No longer than two weeks after our return and Jake rolls through at Wasted Talent Boutique — it was now our time to show him around. Witnessing foreigners first discovering the charms of the old world is always a fun sight, although Jake’s enthusiasm for all the little subtleties of France was something quite unique. As you can see, he’s taking french customs very seriously. That seriously that he already looks like he’s lived all his life in St-Paul-Les-Dax.
Despite Jake’s ability on the board, you have more chance of crossing paths with him book in hand, cigarette in the other, drinking a noisette and people watching at the most random café, rather than scratching for a wave in between the hordes of pros and wannabes at La Graviere. And to this we say bravo.

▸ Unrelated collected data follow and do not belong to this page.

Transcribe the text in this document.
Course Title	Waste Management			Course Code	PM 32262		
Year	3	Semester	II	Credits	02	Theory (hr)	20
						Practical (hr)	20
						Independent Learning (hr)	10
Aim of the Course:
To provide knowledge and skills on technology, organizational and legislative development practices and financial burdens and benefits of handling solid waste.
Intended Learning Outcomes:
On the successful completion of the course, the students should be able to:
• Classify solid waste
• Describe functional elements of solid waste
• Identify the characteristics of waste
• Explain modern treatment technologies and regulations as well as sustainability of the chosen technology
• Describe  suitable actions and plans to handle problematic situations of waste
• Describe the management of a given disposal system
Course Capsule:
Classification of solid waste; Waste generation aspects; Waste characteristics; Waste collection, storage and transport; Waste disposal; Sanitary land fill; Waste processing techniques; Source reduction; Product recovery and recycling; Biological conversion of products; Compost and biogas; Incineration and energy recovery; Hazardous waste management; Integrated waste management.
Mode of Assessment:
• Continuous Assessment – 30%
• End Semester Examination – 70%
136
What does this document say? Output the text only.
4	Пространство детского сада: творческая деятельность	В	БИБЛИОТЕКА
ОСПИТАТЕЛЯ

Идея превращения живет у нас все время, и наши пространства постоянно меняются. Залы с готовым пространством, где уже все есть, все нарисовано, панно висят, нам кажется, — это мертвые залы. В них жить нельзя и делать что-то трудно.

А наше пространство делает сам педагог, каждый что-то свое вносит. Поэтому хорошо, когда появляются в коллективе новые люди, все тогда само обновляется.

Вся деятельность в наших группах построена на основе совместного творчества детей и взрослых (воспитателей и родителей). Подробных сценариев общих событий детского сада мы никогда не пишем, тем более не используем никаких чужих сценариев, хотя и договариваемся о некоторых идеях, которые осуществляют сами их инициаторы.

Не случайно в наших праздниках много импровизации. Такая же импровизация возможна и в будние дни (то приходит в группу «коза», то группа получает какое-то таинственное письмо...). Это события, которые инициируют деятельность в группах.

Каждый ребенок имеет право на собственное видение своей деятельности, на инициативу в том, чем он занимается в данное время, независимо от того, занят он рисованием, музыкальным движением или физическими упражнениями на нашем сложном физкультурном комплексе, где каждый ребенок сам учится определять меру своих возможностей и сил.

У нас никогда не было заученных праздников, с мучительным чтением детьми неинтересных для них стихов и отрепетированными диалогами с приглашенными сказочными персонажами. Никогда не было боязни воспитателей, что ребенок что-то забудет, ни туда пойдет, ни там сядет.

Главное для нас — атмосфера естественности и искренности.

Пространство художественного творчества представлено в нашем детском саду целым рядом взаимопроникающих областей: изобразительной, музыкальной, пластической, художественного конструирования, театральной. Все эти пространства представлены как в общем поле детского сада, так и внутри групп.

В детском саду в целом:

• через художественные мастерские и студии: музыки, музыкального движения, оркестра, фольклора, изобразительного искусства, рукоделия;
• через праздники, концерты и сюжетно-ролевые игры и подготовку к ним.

Despite finding much joy in trying out all the low-shelf reds at Leclerc and biking around town in his béret, one of Jake’s favourite occupations has been digging into old European bands. After returning from his daily coffee the other morning, Jake started telling us about his affection to everything electronic piano related. Soon after, a 30+ song playlist entitled ‘Synthpathy’ was in our iMessage thread, and we knew it was too good to keep to ourselves.
We’ll leave it with some words of wisdom from the man, as well as a little poem he wrote the same morning, which should do justice to his obvious love for the calm moments that make European living unique.
“ I look beyond, to try to predict a moment in time. To capture this you must see before it comes. Like driving you must know a drivers next move before they have decided it for themselves. “
The bell rings, the cigarette smoke dances ; and as I sit in silence I can smell the romance.
I round the corner and she waits, the cigarette smoke dances and I pause. I can smell the romance. He walks with grace, floats like a feather and the only sound breaking the silence is the “tap tap” of his oak cane.
He sits, she smiles and the silence lifts as conversation hums to life as sweet as the smoothest choir. The foreign tongue entrances me and the songs floats through the empty streets like fog.
The bell rings, the cigarette smoke dances and as I sit in silence I can smell the romance.